The paper adds: “The dramatic change in the decades-old strategy of deterrence and containment puts an option into play that could be effective against rogue states. But experts warn that the shift also risks establishing a precedent for countries whose motives or timing the US government may not support.” This has already happened. In a flagrant case of double standards, the Bush administration objected to President Putin’s announcement that Russia would be justified in attacking Chechen rebels who sought refuge in neighbouring Georgia, even as Bush was preparing to tell world leaders that the United States would act alone against Saddam Hussein if no one else would.

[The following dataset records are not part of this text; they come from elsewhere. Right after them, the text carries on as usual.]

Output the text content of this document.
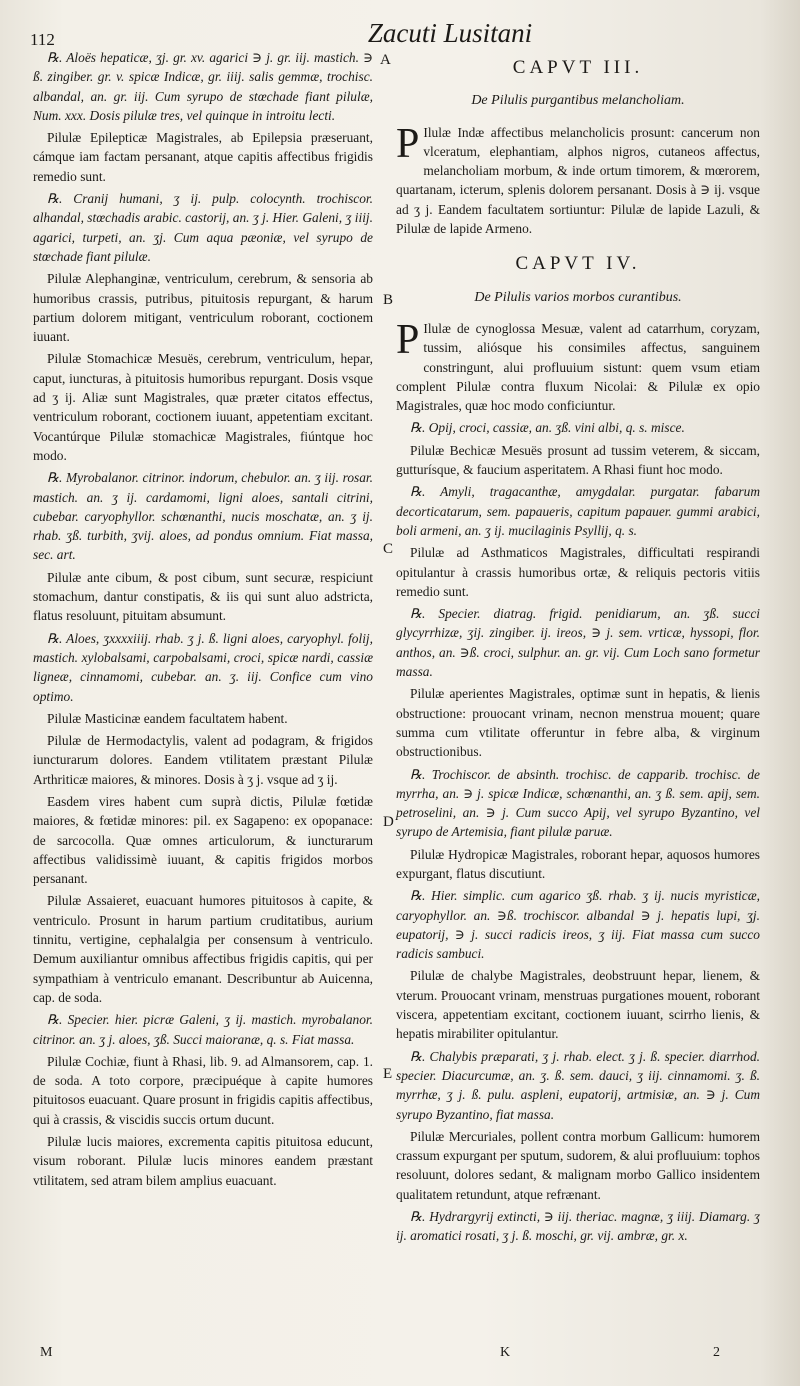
112	Zacuti Lusitani
A
B
C
D
E

℞. Aloës hepaticæ, ʒj. gr. xv. agarici ∋ j. gr. iij. mastich. ∋ ß. zingiber. gr. v. spicæ Indicæ, gr. iiij. salis gemmæ, trochisc. albandal, an. gr. iij. Cum syrupo de stœchade fiant pilulæ, Num. xxx. Dosis pilulæ tres, vel quinque in introitu lecti.

Pilulæ Epilepticæ Magistrales, ab Epilepsia præseruant, cámque iam factam persanant, atque capitis affectibus frigidis remedio sunt.

℞. Cranij humani, ʒ ij. pulp. colocynth. trochiscor. alhandal, stœchadis arabic. castorij, an. ʒ j. Hier. Galeni, ʒ iiij. agarici, turpeti, an. ʒj. Cum aqua pæoniæ, vel syrupo de stœchade fiant pilulæ.

Pilulæ Alephanginæ, ventriculum, cerebrum, & sensoria ab humoribus crassis, putribus, pituitosis repurgant, & harum partium dolorem mitigant, ventriculum roborant, coctionem iuuant.

Pilulæ Stomachicæ Mesuës, cerebrum, ventriculum, hepar, caput, iuncturas, à pituitosis humoribus repurgant. Dosis vsque ad ʒ ij. Aliæ sunt Magistrales, quæ præter citatos effectus, ventriculum roborant, coctionem iuuant, appetentiam excitant. Vocantúrque Pilulæ stomachicæ Magistrales, fiúntque hoc modo.

℞. Myrobalanor. citrinor. indorum, chebulor. an. ʒ iij. rosar. mastich. an. ʒ ij. cardamomi, ligni aloes, santali citrini, cubebar. caryophyllor. schœnanthi, nucis moschatæ, an. ʒ ij. rhab. ʒß. turbith, ʒvij. aloes, ad pondus omnium. Fiat massa, sec. art.

Pilulæ ante cibum, & post cibum, sunt securæ, respiciunt stomachum, dantur constipatis, & iis qui sunt aluo adstricta, flatus resoluunt, pituitam absumunt.

℞. Aloes, ʒxxxxiiij. rhab. ʒ j. ß. ligni aloes, caryophyl. folij, mastich. xylobalsami, carpobalsami, croci, spicæ nardi, cassiæ ligneæ, cinnamomi, cubebar. an. ʒ. iij. Confice cum vino optimo.

Pilulæ Masticinæ eandem facultatem habent.

Pilulæ de Hermodactylis, valent ad podagram, & frigidos iuncturarum dolores. Eandem vtilitatem præstant Pilulæ Arthriticæ maiores, & minores. Dosis à ʒ j. vsque ad ʒ ij.

Easdem vires habent cum suprà dictis, Pilulæ fœtidæ maiores, & fœtidæ minores: pil. ex Sagapeno: ex opopanace: de sarcocolla. Quæ omnes articulorum, & iuncturarum affectibus validissimè iuuant, & capitis frigidos morbos persanant.

Pilulæ Assaieret, euacuant humores pituitosos à capite, & ventriculo. Prosunt in harum partium cruditatibus, aurium tinnitu, vertigine, cephalalgia per consensum à ventriculo. Demum auxiliantur omnibus affectibus frigidis capitis, qui per sympathiam à ventriculo emanant. Describuntur ab Auicenna, cap. de soda.

℞. Specier. hier. picræ Galeni, ʒ ij. mastich. myrobalanor. citrinor. an. ʒ j. aloes, ʒß. Succi maioranæ, q. s. Fiat massa.

Pilulæ Cochiæ, fiunt à Rhasi, lib. 9. ad Almansorem, cap. 1. de soda. A toto corpore, præcipuéque à capite humores pituitosos euacuant. Quare prosunt in frigidis capitis affectibus, qui à crassis, & viscidis succis ortum ducunt.

Pilulæ lucis maiores, excrementa capitis pituitosa educunt, visum roborant. Pilulæ lucis minores eandem præstant vtilitatem, sed atram bilem amplius euacuant.

CAPVT III.
De Pilulis purgantibus melancholiam.

P Ilulæ Indæ affectibus melancholicis prosunt: cancerum non vlceratum, elephantiam, alphos nigros, cutaneos affectus, melancholiam morbum, & inde ortum timorem, & mœrorem, quartanam, icterum, splenis dolorem persanant. Dosis à ∋ ij. vsque ad ʒ j. Eandem facultatem sortiuntur: Pilulæ de lapide Lazuli, & Pilulæ de lapide Armeno.

CAPVT IV.
De Pilulis varios morbos curantibus.

P Ilulæ de cynoglossa Mesuæ, valent ad catarrhum, coryzam, tussim, aliósque his consimiles affectus, sanguinem constringunt, alui profluuium sistunt: quem vsum etiam complent Pilulæ contra fluxum Nicolai: & Pilulæ ex opio Magistrales, quæ hoc modo conficiuntur.

℞. Opij, croci, cassiæ, an. ʒß. vini albi, q. s. misce.

Pilulæ Bechicæ Mesuës prosunt ad tussim veterem, & siccam, gutturísque, & faucium asperitatem. A Rhasi fiunt hoc modo.

℞. Amyli, tragacanthæ, amygdalar. purgatar. fabarum decorticatarum, sem. papaueris, capitum papauer. gummi arabici, boli armeni, an. ʒ ij. mucilaginis Psyllij, q. s.

Pilulæ ad Asthmaticos Magistrales, difficultati respirandi opitulantur à crassis humoribus ortæ, & reliquis pectoris vitiis remedio sunt.

℞. Specier. diatrag. frigid. penidiarum, an. ʒß. succi glycyrrhizæ, ʒij. zingiber. ij. ireos, ∋ j. sem. vrticæ, hyssopi, flor. anthos, an. ∋ß. croci, sulphur. an. gr. vij. Cum Loch sano formetur massa.

Pilulæ aperientes Magistrales, optimæ sunt in hepatis, & lienis obstructione: prouocant vrinam, necnon menstrua mouent; quare summa cum vtilitate offeruntur in febre alba, & virginum obstructionibus.

℞. Trochiscor. de absinth. trochisc. de capparib. trochisc. de myrrha, an. ∋ j. spicæ Indicæ, schœnanthi, an. ʒ ß. sem. apij, sem. petroselini, an. ∋ j. Cum succo Apij, vel syrupo Byzantino, vel syrupo de Artemisia, fiant pilulæ paruæ.

Pilulæ Hydropicæ Magistrales, roborant hepar, aquosos humores expurgant, flatus discutiunt.

℞. Hier. simplic. cum agarico ʒß. rhab. ʒ ij. nucis myristicæ, caryophyllor. an. ∋ß. trochiscor. albandal ∋ j. hepatis lupi, ʒj. eupatorij, ∋ j. succi radicis ireos, ʒ iij. Fiat massa cum succo radicis sambuci.

Pilulæ de chalybe Magistrales, deobstruunt hepar, lienem, & vterum. Prouocant vrinam, menstruas purgationes mouent, roborant viscera, appetentiam excitant, coctionem iuuant, scirrho lienis, & hepatis mirabiliter opitulantur.

℞. Chalybis præparati, ʒ j. rhab. elect. ʒ j. ß. specier. diarrhod. specier. Diacurcumæ, an. ʒ. ß. sem. dauci, ʒ iij. cinnamomi. ʒ. ß. myrrhæ, ʒ j. ß. pulu. aspleni, eupatorij, artmisiæ, an. ∋ j. Cum syrupo Byzantino, fiat massa.

Pilulæ Mercuriales, pollent contra morbum Gallicum: humorem crassum expurgant per sputum, sudorem, & alui profluuium: tophos resoluunt, dolores sedant, & malignam morbo Gallico insidentem qualitatem retundunt, atque refrænant.

℞. Hydrargyrij extincti, ∋ iij. theriac. magnæ, ʒ iiij. Diamarg. ʒ ij. aromatici rosati, ʒ j. ß. moschi, gr. vij. ambræ, gr. x.

M	K	2
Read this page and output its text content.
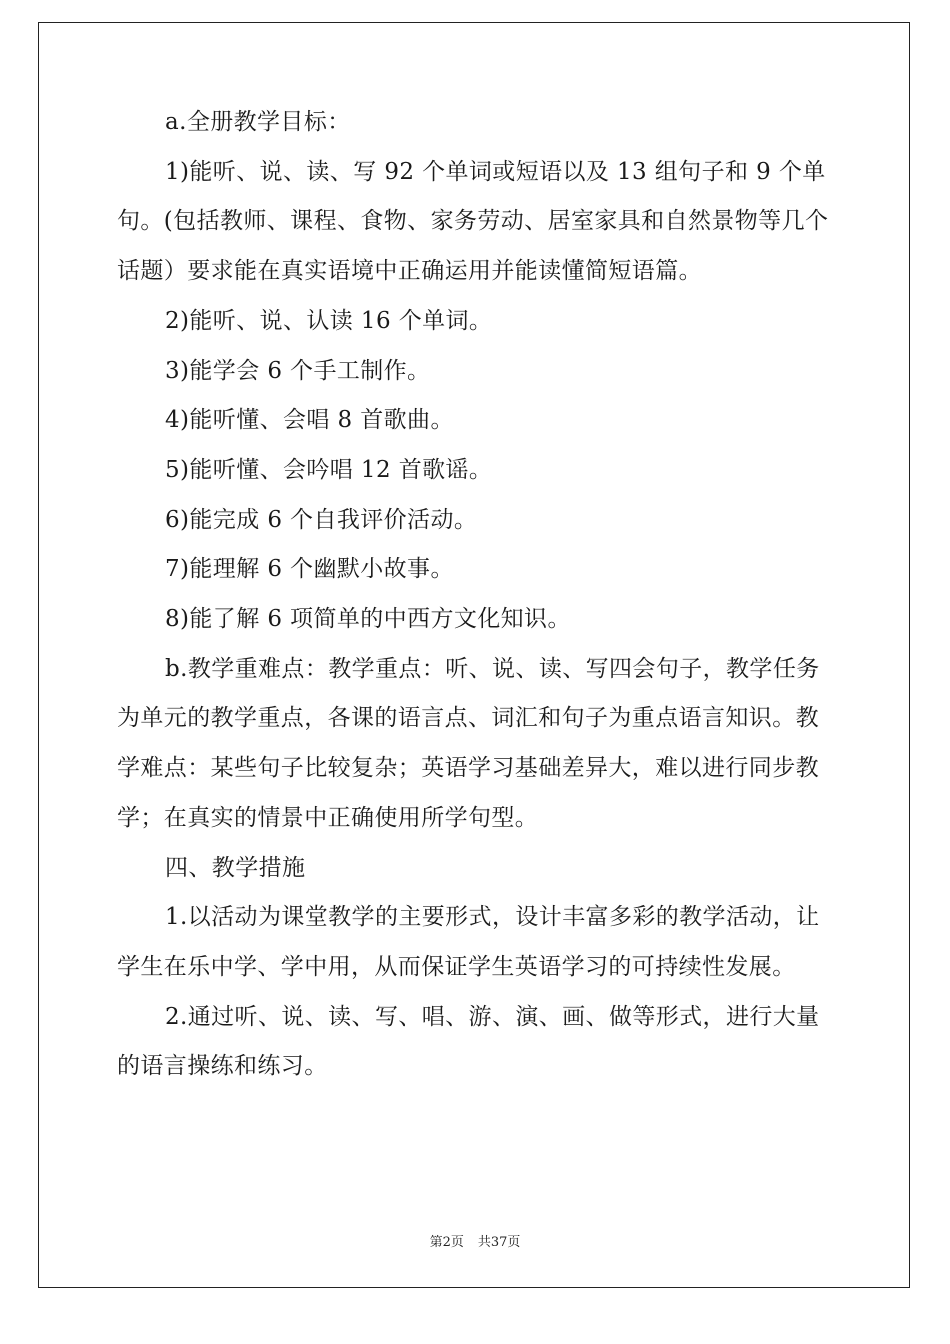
a.全册教学目标：

1)能听、说、读、写 92 个单词或短语以及 13 组句子和 9 个单句。(包括教师、课程、食物、家务劳动、居室家具和自然景物等几个话题）要求能在真实语境中正确运用并能读懂简短语篇。

2)能听、说、认读 16 个单词。

3)能学会 6 个手工制作。

4)能听懂、会唱 8 首歌曲。

5)能听懂、会吟唱 12 首歌谣。

6)能完成 6 个自我评价活动。

7)能理解 6 个幽默小故事。

8)能了解 6 项简单的中西方文化知识。

b.教学重难点：教学重点：听、说、读、写四会句子，教学任务为单元的教学重点，各课的语言点、词汇和句子为重点语言知识。教学难点：某些句子比较复杂；英语学习基础差异大，难以进行同步教学；在真实的情景中正确使用所学句型。

四、教学措施

1.以活动为课堂教学的主要形式，设计丰富多彩的教学活动，让学生在乐中学、学中用，从而保证学生英语学习的可持续性发展。

2.通过听、说、读、写、唱、游、演、画、做等形式，进行大量的语言操练和练习。

第2页 共37页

Another problem the Bush doctrine fails to address is whether the threat of a preemptive strike will not drive their likely targets into increasing the capability of their weapons. For example, this can only encourage a country like Iran to acquire nuclear capability. It would also induce Pakistan into counter-balancing India’s superior conventional army by a similar development. The temptation will be great to launch preemptive strikes in situations which, in the absence of the Bush doctrine, could have been solved without resorting to violence. Generally speaking, it is a doctrine which encourages the propagation of banned weapons, nuclear, chemical, biological, etc, rather than the opposite.
Moreover, Bush’s preemptive doctrine is opposed by a wide range of political forces on the world scene. This has taken its most flagrant expression in the difference that distinguishes the French from the American position in the Security Council. Paris focuses on the fact that the draft resolution Washington is attempting to push through the Security Council has very little in common with resolution 1284, which limits the UN mandate to sending weapons inspectors in to monitor Iraq’s disarmament programme, not to using the inspections as an excuse to send military forces in to bring about a regime change.
The American attitude presupposes that the Bush Doctrine has been accepted by all states, which is not the case. Three permanent members of the Security Council with veto prerogatives, France, Russia and China, categorically reject the policy of preemption. This disagreement among the permanent members of the Security Council must be settled if the Council is to have the last word. Otherwise it is to be expected that the US will act unilaterally. What is particularly critical in this matter is that the US cannot claim that it is operating within the context of international legitimacy adapted to the new conditions of fighting terrorism, if only because three permanent members of the Security Council reject such an assumption. Is a compromise possible?